Obama has quietly released the auto manufacturer from a bailout requirement that it increase its production in the U.S. Instead, GM is spending billions of dollars building up its production capacity in … China.
This is happening despite the fact that the Treasury Department has to date recovered just $36 billion of its original $51 billion loan to GM. By most analysts’ predictions, American taxpayers will be out approximately $10 billion when the remaining stock is sold off. Which is a long way of saying that it now appears that taxpayers paid $10 billion to make it easier for GM to accelerate its foreign outsourcing and send more manufacturing jobs to China.
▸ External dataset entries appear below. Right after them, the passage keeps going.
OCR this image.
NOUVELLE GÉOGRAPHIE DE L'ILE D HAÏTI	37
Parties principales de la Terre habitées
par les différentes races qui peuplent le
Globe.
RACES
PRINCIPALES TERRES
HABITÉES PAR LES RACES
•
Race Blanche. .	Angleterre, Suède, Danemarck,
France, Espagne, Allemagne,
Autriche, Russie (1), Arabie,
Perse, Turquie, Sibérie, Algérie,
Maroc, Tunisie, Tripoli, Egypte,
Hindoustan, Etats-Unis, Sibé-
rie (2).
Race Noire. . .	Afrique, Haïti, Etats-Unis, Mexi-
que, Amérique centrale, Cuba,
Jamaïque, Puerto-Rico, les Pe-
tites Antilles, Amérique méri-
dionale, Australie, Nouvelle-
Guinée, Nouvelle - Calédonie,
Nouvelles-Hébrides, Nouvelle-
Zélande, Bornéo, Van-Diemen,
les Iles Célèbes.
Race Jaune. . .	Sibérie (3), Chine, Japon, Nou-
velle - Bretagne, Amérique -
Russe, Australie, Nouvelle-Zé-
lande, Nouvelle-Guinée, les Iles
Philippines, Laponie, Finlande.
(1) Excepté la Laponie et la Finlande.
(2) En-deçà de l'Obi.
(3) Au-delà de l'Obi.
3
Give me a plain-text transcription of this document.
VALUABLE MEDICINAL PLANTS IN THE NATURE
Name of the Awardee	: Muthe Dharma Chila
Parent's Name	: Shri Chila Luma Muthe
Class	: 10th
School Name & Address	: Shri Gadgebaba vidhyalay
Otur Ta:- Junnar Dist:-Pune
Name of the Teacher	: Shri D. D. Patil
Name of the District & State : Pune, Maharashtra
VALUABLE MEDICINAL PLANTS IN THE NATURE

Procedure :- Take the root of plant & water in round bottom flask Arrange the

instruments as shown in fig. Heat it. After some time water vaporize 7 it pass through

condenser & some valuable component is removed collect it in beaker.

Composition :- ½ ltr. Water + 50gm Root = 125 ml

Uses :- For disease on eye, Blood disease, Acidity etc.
Here’s what happened: In exchange for the bailout in 2009, GM promised to meet certain domestic car production targets over the next four years. The obvious point of this stipulation was to ensure that GM jobs remained here at home and weren’t shipped overseas. The production targets started at 1.8 million in 2010 and were supposed to rise to 2.26 million by 2014. GM repeatedly missed the targets, beginning with an 81,000-unit shortfall the first year. Production increased thereafter, but never quite enough to meet the targets. Last year, GM fell about 13,000 cars short of its 2 million target.
How did it do this year? GM refuses to say.
Under any other administration, this would be frontpage, top-of-the-hour news.